New Jersey’s New Privacy Law: What to Know

Client Alert

Yesterday, New Jersey Governor Phil Murphy signed S332, the state’s first comprehensive consumer privacy law. In doing so, New Jersey joins thirteen other U.S. states in passing a comprehensive consumer privacy law. Such laws are already in effect in California, Connecticut, Colorado, Utah and Virginia, with similar laws in Florida, Montana, Oregon and Texas to take effect later this year. Delaware, Iowa and Tennessee have laws slated to take effect in 2025, followed by Indiana in 2026. Here’s what you should know:

Applicability

S332 regulates entities that conduct business in New Jersey or produce products or services that target New Jersey residents and that (1) control or process personal data of at least 100,000 consumers (excluding personal data processed exclusively to payment transactions) or (2) control or process personal data of at least 25,000 consumers and receives revenue or discounted goods or services for the sale of personal data. Unlike many state privacy laws, the law applies to nonprofit entities.

The law contains familiar exceptions for personal data collected in business-to-business and employment contexts and contains data-level exemptions for personal data regulated by the Health Insurance Portability and Accountability Act, the Gramm-Leach-Bliley Act and the Fair Credit Reporting Act.

Familiar requirements for regulated organizations

The law contains familiar requirements for organizations that collect personal data, referred to as “controllers,” that are largely based on the never-passed Washington Privacy Act, which has become the standard framework for many state privacy laws, beginning with the Virginia Consumer Data Protection Act. These include obligations to provide a detailed and comprehensive privacy policy, a suite of data subject rights—including rights to know/access, correct, delete and opt-out—and express contract provision for data exchanges between controllers and processors.

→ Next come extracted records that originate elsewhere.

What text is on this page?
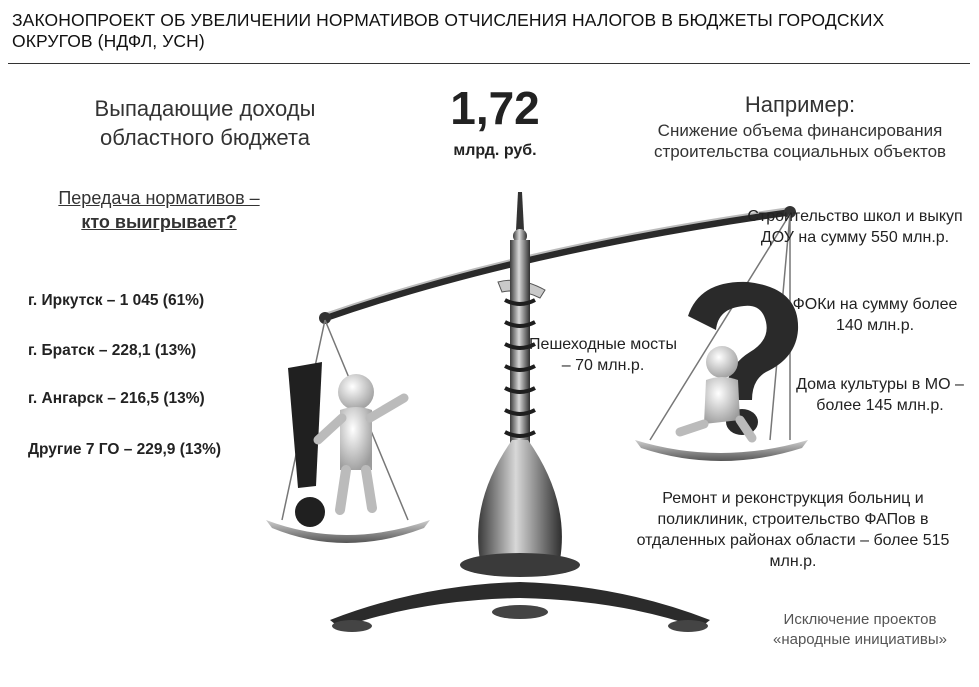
ЗАКОНОПРОЕКТ ОБ УВЕЛИЧЕНИИ НОРМАТИВОВ ОТЧИСЛЕНИЯ НАЛОГОВ В БЮДЖЕТЫ ГОРОДСКИХ ОКРУГОВ (НДФЛ, УСН)
Выпадающие доходы областного бюджета
1,72
млрд. руб.
Например:
Снижение объема финансирования строительства социальных объектов
Передача нормативов –
кто выигрывает?
г. Иркутск – 1 045 (61%)
г. Братск – 228,1 (13%)
г. Ангарск – 216,5 (13%)
Другие 7 ГО – 229,9 (13%)
Строительство школ и выкуп ДОУ на сумму 550 млн.р.
ФОКи на сумму более 140 млн.р.
Дома культуры в МО – более 145 млн.р.
Пешеходные мосты – 70 млн.р.
Ремонт и реконструкция больниц и поликлиник, строительство ФАПов в отдаленных районах области – более 515 млн.р.
Исключение проектов «народные инициативы»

Controllers must conduct data protection assessments for any processing activities that present a “heightened risk of harm” to the consumer, such as selling personal data, processing personal data for targeted ads, profiling that presents a “reasonably foreseeable” risk of unfair or deceptive treatment, unlawful disparate impact, financial or physical injury, offensive intrusion upon the solitude, seclusion, or the private affairs of consumers, or other substantial injury to the consumer.

Opt-in and opt-out rights

Controllers will be required to obtain opt-in consent before engaging in the following processing activities:

  • processing sensitive data, which is defined to include data that reveals racial or ethnic origin, religious beliefs, financial information, mental or physical health condition, treatment or diagnosis, sex life or sexual orientation, transgender/non-binary status, citizenship or immigration status, genetic or biometric data, data of children under 13, and precise geolocation;
  • collecting personal data for any reason other than the reasons disclosed to the consumer; and
  • selling, processing for targeted advertising, or processing for profiling for decisions that produce “legal or similarly significant effects” the personal data of children ages 13-17.

As has quickly become the norm, consumers may opt-out of the sale of personal data and the sharing of personal data for targeted advertising purposes. The law also provides consumers the right to opt-out of any processing for profiling for decisions that produce “legal or similarly significant effects.” This includes decisions concerning the provision or denial of financial or lending services, housing, insurance, education, employment, health care services, or access to essential goods and services.

Controllers will have until July 16, 2025—six months after the law goes into effect—to implement the ability to detect and honor universal opt-out privacy signals submitted via the browser controls of website visitors, such as the Global Privacy Control.

Enforcement

The New Jersey Attorney General has exclusive enforcement authority and the law does not include a private right of action.

S332 authorizes the New Jersey’s Director of Consumer Affairs to promulgate rules and regulations, following a trend of requiring more detailed regulations that began with California and Colorado. Such rules may provide, among other things, technical specifications for mechanisms to process opt-out requests.

What’s next?

S332 will take effect on January 16, 2025. As has been increasingly prevalent in recent years, regulated organizations will be asked to harmonize their privacy compliance and governance programs across S332 and the thirteen other comprehensive state privacy laws, as well as laws imposing further requirements on specified datasets such as consumer health data and children’s data. Businesses must take care to identify material differences between these laws, particularly where such differences impact core business practices and legacy datasets. Manatt will continue to monitor and offer additional guidance along the way.